Despite an absence of randomized control trials in available products other than Epidiolex, CBD oils, lotions, vape cartridges, tinctures, suppositories, and foodstuffs have been marketed by companies as a treatment for everything from autism, diabetes, depression, alcoholism, schizophrenia, joint pain, anxiety, insomnia, to menstrual cramps.

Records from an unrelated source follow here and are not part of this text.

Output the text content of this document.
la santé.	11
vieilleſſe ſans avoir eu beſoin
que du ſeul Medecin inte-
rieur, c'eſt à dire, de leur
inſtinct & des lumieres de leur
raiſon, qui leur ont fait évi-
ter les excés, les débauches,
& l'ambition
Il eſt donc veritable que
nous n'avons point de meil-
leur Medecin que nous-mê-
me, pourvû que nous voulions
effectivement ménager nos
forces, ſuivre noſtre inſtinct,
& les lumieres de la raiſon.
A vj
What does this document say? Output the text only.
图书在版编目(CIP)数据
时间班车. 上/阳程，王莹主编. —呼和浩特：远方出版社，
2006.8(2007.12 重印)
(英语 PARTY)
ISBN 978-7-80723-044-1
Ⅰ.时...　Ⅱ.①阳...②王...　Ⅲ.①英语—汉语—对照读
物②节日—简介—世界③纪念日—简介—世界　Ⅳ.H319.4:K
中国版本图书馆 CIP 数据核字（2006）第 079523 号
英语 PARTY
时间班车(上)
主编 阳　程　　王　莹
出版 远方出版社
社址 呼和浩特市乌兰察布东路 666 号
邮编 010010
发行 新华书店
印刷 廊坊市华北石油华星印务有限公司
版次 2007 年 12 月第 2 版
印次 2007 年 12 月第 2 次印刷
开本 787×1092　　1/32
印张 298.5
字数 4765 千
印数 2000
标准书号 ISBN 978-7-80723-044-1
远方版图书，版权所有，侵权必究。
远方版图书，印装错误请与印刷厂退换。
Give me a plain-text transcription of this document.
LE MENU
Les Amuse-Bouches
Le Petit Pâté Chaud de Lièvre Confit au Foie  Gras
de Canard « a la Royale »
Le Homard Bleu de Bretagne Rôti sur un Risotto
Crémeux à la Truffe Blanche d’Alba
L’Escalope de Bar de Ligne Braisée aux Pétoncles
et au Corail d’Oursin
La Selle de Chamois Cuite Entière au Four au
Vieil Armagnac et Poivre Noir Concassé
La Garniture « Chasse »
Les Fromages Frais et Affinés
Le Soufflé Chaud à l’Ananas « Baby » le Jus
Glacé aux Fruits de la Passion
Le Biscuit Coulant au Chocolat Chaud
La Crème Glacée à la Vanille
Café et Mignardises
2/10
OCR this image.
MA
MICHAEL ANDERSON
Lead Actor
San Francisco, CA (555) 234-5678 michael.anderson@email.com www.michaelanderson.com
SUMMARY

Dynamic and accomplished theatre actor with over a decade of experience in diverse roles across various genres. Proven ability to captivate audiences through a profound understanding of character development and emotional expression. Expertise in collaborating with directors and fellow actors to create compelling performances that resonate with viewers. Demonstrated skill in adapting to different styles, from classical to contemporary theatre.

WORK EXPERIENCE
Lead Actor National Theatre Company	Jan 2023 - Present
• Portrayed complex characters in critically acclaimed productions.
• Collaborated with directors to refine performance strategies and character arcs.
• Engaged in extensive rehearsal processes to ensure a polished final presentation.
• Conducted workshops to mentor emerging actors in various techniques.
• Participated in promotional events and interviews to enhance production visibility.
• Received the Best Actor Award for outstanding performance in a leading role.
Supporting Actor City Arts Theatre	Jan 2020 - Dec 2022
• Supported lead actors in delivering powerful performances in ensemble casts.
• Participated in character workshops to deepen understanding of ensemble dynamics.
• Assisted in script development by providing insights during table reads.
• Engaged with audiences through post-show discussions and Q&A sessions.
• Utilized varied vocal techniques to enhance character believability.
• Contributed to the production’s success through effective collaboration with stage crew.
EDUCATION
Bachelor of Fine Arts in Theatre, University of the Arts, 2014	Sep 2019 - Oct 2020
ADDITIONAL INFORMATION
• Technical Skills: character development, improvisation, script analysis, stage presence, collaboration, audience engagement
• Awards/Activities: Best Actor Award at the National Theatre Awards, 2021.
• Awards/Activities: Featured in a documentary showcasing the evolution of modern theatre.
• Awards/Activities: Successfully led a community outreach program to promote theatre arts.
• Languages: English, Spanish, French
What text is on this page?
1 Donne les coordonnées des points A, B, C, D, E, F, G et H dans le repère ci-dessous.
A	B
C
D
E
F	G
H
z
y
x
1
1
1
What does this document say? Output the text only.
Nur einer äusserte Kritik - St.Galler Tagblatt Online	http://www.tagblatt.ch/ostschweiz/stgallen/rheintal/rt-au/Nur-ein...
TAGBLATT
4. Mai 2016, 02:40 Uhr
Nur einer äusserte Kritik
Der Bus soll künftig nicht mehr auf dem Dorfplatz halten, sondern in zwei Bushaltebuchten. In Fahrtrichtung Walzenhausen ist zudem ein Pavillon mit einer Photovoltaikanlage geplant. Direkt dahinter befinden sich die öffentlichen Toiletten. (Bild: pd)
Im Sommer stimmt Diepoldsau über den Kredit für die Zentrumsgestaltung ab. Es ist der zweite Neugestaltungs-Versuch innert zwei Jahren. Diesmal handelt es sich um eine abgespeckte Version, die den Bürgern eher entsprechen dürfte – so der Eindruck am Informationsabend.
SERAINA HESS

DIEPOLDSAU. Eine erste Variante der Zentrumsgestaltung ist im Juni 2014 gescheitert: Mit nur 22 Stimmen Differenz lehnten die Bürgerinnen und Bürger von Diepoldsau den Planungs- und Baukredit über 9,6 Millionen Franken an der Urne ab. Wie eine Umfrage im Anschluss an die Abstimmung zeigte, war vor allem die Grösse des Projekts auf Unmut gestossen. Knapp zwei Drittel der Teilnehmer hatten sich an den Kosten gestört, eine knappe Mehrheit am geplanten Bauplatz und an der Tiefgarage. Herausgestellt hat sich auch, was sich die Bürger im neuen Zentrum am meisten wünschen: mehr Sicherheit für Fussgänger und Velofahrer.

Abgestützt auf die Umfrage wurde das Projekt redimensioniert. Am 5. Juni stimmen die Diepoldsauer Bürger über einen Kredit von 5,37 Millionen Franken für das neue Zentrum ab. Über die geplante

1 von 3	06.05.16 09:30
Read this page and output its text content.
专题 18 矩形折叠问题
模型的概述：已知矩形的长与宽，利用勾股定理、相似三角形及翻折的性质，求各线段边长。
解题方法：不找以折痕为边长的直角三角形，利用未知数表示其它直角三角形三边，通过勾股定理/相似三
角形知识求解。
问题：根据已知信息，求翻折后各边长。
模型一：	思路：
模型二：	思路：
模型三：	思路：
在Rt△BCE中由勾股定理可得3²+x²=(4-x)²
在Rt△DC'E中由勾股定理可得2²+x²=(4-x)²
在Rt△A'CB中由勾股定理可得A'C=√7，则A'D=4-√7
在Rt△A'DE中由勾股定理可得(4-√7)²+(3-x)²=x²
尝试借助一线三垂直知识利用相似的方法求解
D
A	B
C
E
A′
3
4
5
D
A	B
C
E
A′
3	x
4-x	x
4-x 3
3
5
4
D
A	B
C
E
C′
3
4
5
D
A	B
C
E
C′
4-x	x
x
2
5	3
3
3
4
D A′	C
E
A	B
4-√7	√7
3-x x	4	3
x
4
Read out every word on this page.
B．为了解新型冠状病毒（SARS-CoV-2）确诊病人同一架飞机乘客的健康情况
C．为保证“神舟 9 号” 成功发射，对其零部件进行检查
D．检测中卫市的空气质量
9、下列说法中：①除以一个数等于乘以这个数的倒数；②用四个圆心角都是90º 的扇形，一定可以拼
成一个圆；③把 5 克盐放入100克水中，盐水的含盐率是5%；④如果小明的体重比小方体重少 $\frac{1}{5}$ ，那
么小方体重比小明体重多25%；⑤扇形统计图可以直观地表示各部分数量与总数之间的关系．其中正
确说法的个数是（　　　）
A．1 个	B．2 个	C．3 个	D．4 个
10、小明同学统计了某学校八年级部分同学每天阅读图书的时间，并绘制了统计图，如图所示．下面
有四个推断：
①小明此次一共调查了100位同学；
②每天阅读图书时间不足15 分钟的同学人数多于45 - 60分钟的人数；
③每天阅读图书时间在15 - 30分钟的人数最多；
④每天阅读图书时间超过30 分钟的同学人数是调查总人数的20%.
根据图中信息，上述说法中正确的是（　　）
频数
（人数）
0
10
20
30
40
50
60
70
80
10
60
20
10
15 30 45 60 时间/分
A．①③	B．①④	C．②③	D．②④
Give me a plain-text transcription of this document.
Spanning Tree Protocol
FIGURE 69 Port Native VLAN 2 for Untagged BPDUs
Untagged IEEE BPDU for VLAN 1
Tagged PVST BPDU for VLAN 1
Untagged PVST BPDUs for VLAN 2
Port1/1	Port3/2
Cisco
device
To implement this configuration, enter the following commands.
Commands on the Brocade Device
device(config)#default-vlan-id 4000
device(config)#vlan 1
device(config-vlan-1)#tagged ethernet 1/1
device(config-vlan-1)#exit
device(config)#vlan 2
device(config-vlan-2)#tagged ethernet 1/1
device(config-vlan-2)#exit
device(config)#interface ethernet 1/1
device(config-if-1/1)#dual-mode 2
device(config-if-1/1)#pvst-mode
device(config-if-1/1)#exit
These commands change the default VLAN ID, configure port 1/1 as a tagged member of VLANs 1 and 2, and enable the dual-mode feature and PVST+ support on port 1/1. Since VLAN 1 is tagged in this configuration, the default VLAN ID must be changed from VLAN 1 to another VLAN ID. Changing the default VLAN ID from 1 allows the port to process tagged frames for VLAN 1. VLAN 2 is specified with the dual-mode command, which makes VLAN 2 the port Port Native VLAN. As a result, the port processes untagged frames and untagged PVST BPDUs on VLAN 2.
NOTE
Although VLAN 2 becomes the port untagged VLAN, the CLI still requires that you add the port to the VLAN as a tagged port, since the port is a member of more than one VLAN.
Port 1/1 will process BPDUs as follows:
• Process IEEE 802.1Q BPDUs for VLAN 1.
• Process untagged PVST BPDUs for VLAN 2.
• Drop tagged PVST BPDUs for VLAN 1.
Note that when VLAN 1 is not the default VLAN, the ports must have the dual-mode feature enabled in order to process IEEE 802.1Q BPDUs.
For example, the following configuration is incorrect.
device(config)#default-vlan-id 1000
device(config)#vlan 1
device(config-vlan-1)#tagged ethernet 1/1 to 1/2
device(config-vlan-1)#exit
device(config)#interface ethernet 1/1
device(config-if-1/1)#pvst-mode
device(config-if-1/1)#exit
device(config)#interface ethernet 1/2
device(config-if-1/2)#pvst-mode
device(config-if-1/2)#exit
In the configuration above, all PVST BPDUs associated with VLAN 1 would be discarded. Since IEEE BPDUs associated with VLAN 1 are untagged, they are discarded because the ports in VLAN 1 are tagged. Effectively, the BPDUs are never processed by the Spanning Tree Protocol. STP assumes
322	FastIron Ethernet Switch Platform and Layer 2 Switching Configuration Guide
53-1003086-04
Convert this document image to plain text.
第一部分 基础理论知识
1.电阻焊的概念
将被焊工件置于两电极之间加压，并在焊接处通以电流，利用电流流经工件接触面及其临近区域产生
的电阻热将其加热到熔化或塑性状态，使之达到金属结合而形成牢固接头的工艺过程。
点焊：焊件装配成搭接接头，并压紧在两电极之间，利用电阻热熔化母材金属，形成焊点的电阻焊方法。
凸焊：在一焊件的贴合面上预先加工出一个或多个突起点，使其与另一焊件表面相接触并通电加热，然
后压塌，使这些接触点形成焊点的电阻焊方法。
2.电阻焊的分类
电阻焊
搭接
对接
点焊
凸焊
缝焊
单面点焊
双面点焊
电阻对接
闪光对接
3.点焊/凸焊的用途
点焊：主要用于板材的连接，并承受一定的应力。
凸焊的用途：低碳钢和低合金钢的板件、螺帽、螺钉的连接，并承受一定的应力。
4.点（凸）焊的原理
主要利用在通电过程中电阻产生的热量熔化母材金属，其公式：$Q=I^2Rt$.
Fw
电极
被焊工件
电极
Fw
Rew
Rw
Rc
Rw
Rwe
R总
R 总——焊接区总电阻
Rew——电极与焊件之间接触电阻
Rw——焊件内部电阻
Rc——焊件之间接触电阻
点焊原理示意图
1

“Researchers are working towards better understanding the effects of CBD on sleep and anxiety. At the moment, we don’t know whether CBD works for these conditions and if it does, how much is needed to derive a beneficial effect,” explains Bonn-Miller. “We only have those data on Epidiolex for two rare seizure disorders. We don’t know the dosages needed for any of the other products on the market. None of these products are pure CBD; they all have other ingredients (THC, other cannabinoids, terpenes, etc.) and the ratio of CBD to those ingredients often varies within and across products. Just because Epidiolex works for seizures doesn’t mean that ‘Brand X’ CBD oil will as well. Even if ‘Brand X’ CBD oil works for seizures, we can’t necessarily infer dosing from Epidiolex. Researchers are also beginning to find contaminants in available products. There is a reason we have the drug development process, and a reason we work with the FDA: to assure a drug is safe and can treat a given indication within a certain dose range.”
So how does a seizure treatment make its way into bath bombs, desserts, and luxury gift guides on Goop? Largely through anecdotal evidence, marketing, and popularity. CBD sales in the U.S. exceeded $500 million in 2018, and Epidiolex sales accounted for an additional $30 million. By 2020, the market forecast projects more than $1 billion in annual sales.
Researchers are just scratching the surface on the medicinal side. “From a drug perspective, the research is in its infancy,” Bonn-Miller says. “The problem is that untested and unregulated products are everywhere. Like the vitamin market and herbal supplements, CBD is largely unregulated. We did studies of CBD products on the market and found that product labels inaccurately described what was in the bottle; 70 percent of products either had significantly more or significantly less CBD than labeled.”
He also says that there haven’t been any rigorous clinical studies measuring the efficacy of any of the topical CBD products out on the market. “At best, these companies may run Phase 4 studies, where consumers who buy a given product are asked to report on whether or how it works for them. That’s a pretty low bar,” Bonn-Miller adds.
The popularity and promise of the therapeutic benefits of CBD has an enormous effect on people. Published studies have tested incredibly high doses of CBD: effects on anxiety have been documented with doses between 250 and 600 milligrams per day. For epilepsy, doses have ranged from 5 milligrams per kilogram to 20 milligrams per kilogram or more. Any documented benefit of CBD in rigorous placebo-controlled trials has required hundreds to over 1,000 milligrams a day.
Now take a look at that CBD bottle in your cupboard. Depending on the concentration, that could be an entire bottle per day. A lot of people take 15 milligrams or less a day. “It’s not nearly enough,” says Bonn-Miller. “There are no data to suggest that 15 milligrams before bed will do anything. But the expectation is so high that people start to believe it is working. The placebo effect is evident, even with seizures.”
If Bonn-Miller’s predictions are right, CBD may top Apple’s top 10 gift ideas again at the end of 2019. But, he points out that CBD is only one of 120 cannabinoids in the cannabis plant. People will eventually tire of CBD—and there may be another cannabinoid molecule to get excited about.